4 Mayıs 2024 Cumartesi

Özel sektör eğitim emekçilerini temsilen Edebali'nin işe iade davası görüldü

Özel Sektör Öğretmenleri Sendikası Genel Başkanı Eren Edebali, belirli süreli iş sözleşmesi nedeniyle özel sektörde çalışan eğitim emekçilerinin işe iade davası hakkı olmadığını ancak sendikanın tanıdığı bu hakkı tüm eğitim emekçileri için kullandığını kaydetti. Edebali, "Bu dava sadece benim davam değildir, yüz binlerce eğitim emekçisinin davasıdır. Davayı kazanacağız" dedi. 

Özel Sektör Öğretmenleri Sendikası'nın taban maaş hakkının geri gelmesi, belirli süreli iş sözleşmesinin kaldırılması, işe iade davasının tüm öğretmenlerin hakkı olması ve Öğretmenlik Meslek Kanunu'nun eğitime, bilime ve akla uygun şekilde tekrar düzenlenmesi için mücadelesi sürüyor. Özel sektörde emek sömürüsüne maruz kalan, sefalet ücretine mahkum edilen, kölelik koşullarında çalışmaya zorlanan ve patronun keyfi şekilde işten atma saldırılarıyla karşı karşıya kalan eğitim emekçilerinin hakları için sokakta fiili meşru mücadele veren sendika aynı zamanda da hukuki açıdan da mücadele ediyor. 

Özel Sektör Öğretmenleri Sendikası Genel Başkanı Eren Edebali'nin İstanbul Adliyesi 11. İş Mahkemesi'nde işe iade davasının 2. duruşması görüldü. İfadesi alınmayan tanıkların dinlenmesi için duruşma 29 Mayıs Çarşamba gününe ertelendi. 

'ÖZEL SEKTÖR ÖĞRETMENLERİNİN İŞE İADE DAVASI HAKKI YOK'
Duruşmanın ardından Edebali, 1 Mayıs'ı Taksim'de kutlamak için birlikte çalışma yürüttükleri on mücadeleci sendikayla birlikte İstanbul Adliyesi önünde açıklama yaptı. Özel sektörde çalışan öğretmenlerin belirli süreli iş sözleşmesiyle çalışmalarından kaynaklı işe iade davası açma hakları olmadığını ancak kendisi sendika yöneticisi olduğu için tanınan hakkını kullandığını söyleyen Edebali, "Bu hakkı sadece kendim için değil sendikal örgütlenmenin sağladığı imkanlar doğrultusunda yüz binlerce öğretmen için kullandım" dedi. 

'ONLARIN SÖYLEDİKLERİ BİZİM HAYATIMIZDA KOCA BİR YALAN'
Patronların belirli süreli iş sözleşmesine dayanarak işten çıkarma saldırılarını sürdürdüğünü ve bu keyfi saldırıya karşı politik bir mücadele verdiklerinin altını çizen Edebali, "Bu mücadeleyi çok önemsiyoruz.

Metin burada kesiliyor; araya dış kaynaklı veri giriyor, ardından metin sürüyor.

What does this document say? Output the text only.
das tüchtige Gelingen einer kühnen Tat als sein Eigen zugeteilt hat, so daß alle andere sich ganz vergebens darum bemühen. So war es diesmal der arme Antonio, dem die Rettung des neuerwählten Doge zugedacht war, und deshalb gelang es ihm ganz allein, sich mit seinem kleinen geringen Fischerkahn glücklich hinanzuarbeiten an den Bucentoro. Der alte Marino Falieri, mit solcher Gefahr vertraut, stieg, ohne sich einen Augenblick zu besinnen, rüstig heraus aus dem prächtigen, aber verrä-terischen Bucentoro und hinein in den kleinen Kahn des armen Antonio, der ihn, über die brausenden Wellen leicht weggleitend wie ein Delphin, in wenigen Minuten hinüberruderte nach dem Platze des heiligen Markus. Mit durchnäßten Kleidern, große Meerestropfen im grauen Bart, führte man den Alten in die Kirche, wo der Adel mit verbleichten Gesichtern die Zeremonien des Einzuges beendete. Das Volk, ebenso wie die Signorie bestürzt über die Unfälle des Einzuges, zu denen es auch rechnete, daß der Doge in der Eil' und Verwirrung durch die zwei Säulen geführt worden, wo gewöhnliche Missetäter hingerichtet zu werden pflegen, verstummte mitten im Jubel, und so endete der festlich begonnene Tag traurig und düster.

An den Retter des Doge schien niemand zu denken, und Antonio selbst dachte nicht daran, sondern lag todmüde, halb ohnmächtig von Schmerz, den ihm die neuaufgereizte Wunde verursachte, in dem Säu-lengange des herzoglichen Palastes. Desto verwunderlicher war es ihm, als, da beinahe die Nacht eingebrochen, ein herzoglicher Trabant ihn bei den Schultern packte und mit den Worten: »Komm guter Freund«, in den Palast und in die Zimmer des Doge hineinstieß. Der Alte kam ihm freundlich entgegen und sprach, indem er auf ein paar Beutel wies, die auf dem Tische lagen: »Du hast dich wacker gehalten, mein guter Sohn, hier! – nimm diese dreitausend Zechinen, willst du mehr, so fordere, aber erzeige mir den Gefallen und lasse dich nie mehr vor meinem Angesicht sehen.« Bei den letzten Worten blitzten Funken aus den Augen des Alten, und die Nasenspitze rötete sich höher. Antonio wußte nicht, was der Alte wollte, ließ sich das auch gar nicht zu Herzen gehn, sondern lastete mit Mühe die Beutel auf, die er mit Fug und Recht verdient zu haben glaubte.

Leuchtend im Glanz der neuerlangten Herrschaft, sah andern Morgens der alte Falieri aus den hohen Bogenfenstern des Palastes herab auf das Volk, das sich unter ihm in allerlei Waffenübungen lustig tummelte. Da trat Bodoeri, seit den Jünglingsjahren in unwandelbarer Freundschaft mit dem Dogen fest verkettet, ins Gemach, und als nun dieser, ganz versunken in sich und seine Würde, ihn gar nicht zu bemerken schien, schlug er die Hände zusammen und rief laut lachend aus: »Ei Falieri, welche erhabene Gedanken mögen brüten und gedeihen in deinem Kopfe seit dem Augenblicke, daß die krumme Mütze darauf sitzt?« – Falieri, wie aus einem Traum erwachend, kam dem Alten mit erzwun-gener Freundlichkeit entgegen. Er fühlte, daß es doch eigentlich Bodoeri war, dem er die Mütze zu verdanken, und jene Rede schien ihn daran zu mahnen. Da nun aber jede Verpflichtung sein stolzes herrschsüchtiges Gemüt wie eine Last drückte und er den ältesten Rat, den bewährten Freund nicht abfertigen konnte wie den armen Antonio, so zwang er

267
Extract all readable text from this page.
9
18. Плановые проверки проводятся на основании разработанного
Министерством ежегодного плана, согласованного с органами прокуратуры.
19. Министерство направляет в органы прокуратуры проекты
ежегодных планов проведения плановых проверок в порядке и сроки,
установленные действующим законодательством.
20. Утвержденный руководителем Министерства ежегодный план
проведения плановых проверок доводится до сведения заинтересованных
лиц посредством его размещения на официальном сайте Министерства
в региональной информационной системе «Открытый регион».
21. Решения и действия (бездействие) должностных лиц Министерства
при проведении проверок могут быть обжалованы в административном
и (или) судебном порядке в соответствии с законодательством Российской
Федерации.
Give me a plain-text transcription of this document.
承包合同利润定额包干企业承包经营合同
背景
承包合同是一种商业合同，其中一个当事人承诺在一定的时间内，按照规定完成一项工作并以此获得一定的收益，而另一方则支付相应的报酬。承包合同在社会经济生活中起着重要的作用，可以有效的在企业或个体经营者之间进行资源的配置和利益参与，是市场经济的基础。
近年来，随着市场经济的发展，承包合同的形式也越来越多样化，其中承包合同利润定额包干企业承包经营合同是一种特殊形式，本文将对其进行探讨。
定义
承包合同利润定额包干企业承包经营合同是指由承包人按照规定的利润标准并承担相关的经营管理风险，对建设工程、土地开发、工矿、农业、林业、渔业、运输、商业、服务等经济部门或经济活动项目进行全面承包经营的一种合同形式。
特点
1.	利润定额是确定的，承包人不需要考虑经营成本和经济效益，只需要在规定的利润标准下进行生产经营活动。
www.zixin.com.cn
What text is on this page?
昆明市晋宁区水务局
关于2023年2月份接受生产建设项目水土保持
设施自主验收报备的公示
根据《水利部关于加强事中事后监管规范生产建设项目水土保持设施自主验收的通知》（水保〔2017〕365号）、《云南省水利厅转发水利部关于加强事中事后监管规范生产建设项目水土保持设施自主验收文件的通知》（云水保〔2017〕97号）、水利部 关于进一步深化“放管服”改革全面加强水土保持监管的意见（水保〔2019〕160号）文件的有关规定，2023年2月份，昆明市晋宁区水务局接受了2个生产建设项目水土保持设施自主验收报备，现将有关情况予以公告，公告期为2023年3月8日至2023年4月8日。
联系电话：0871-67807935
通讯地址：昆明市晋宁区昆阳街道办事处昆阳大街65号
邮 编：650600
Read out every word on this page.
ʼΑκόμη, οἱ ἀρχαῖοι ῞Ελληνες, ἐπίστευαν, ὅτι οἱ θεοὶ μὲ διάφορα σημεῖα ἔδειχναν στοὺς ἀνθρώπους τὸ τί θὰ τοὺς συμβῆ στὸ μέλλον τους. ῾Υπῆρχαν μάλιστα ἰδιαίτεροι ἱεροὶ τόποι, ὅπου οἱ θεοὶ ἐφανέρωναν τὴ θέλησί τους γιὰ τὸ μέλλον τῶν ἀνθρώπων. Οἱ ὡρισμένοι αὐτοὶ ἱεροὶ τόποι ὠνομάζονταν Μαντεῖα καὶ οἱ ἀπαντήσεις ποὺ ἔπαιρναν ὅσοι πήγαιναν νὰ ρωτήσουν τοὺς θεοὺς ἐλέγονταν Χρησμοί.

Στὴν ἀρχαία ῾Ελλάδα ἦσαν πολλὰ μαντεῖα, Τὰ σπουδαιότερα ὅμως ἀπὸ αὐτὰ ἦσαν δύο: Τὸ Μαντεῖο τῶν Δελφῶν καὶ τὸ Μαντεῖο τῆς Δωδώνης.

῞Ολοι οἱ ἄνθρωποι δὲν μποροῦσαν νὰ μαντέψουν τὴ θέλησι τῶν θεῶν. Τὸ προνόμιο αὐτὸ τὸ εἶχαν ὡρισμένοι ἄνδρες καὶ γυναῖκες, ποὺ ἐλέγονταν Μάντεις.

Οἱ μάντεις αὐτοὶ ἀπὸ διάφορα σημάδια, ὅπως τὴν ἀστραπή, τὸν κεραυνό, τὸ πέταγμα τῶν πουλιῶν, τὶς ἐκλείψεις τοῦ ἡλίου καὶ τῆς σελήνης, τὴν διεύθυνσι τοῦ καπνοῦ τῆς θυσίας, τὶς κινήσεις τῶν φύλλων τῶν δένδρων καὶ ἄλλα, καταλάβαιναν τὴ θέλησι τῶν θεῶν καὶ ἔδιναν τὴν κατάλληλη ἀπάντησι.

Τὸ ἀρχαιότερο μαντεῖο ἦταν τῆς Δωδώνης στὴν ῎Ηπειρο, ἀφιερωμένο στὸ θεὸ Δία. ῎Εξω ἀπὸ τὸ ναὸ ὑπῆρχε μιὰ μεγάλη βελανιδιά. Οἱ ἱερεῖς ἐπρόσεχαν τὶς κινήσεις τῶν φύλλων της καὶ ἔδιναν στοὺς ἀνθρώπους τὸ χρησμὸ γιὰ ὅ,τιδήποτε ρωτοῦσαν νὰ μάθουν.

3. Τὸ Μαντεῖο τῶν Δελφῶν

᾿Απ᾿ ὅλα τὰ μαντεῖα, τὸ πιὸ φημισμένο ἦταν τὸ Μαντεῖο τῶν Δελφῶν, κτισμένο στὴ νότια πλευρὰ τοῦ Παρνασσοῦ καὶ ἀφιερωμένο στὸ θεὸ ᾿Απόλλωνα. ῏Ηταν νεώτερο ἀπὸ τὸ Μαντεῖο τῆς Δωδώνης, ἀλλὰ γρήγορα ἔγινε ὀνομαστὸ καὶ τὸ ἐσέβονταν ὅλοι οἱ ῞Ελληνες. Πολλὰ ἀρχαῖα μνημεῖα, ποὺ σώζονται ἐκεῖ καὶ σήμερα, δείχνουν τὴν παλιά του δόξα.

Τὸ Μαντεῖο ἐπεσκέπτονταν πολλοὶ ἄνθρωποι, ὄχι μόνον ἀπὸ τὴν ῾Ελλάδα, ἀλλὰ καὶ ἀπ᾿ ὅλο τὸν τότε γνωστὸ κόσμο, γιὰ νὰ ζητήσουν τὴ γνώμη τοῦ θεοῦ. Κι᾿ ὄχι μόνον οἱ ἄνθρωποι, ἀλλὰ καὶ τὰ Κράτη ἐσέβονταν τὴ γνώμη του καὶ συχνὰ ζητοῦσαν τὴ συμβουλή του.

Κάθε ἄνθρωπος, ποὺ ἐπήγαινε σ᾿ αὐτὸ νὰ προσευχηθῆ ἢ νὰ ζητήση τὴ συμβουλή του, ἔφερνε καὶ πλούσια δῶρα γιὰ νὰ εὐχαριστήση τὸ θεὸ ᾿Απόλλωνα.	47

Bir sendika yöneticisi ve aynı zamanda yüz binlerce eğitim emekçisinin çalışma hakkı elinden alınamaz" ifadelerini kullandı. Patronların karşılarına çıkıp mertçe davranmadıklarını bu sözleşmeye dayanarak yalana sarıldığını söyleyen Edebali, "Karşı tarafın avukatı dahil sanıkların söyledikleri şeyler hayatımızın içinde sadece koca bir yalandan ibaret. Söyledikleri on binlerce öğretmeni asgari ücretle çalıştıran düzenin, patronların ucuz iş gücüyle karlarına kar kattığı, zenginliklerini sağladığı düzeni ve aynı zamanda eğitim emekçisinin örgütüyle, sendikasıyla buluşmasının tam olarak nedenleri. Biz bu nedenleri ortadan kaldırmak için mücadele ediyoruz" ifadelerini kullandı. 

'BU DAVA YÜZ BİNLERCE EĞİTİM EMEKÇİSİNİN DAVASIDIR'
Taleplerinin çok net olduğunu kaydeden Edebali, "Taban maaş hakkı geri gelecek, belirli süreli iş sözleşmesi kaldırılacak, işe iade davası tüm öğretmenlerin hakkı olacak, Öğretmenlik Meslek Kanunu eğitime, bilime ve akla uygun şekilde tekrar düzenlenecek" diye hatırlattı. Edebali, son olarak şunları söyledi: "Biz tüm patronlara söylüyoruz karşımıza mert çıkın. Çıkmazsanız o perdeyi  kaldıracağız, sömürüyü tüm çıplaklığıyla ortaya çıkaracağız. Bu dava sadece benim davam değildir, yüz binlerce eğitim emekçisinin davasıdır. Davayı kazanacağız."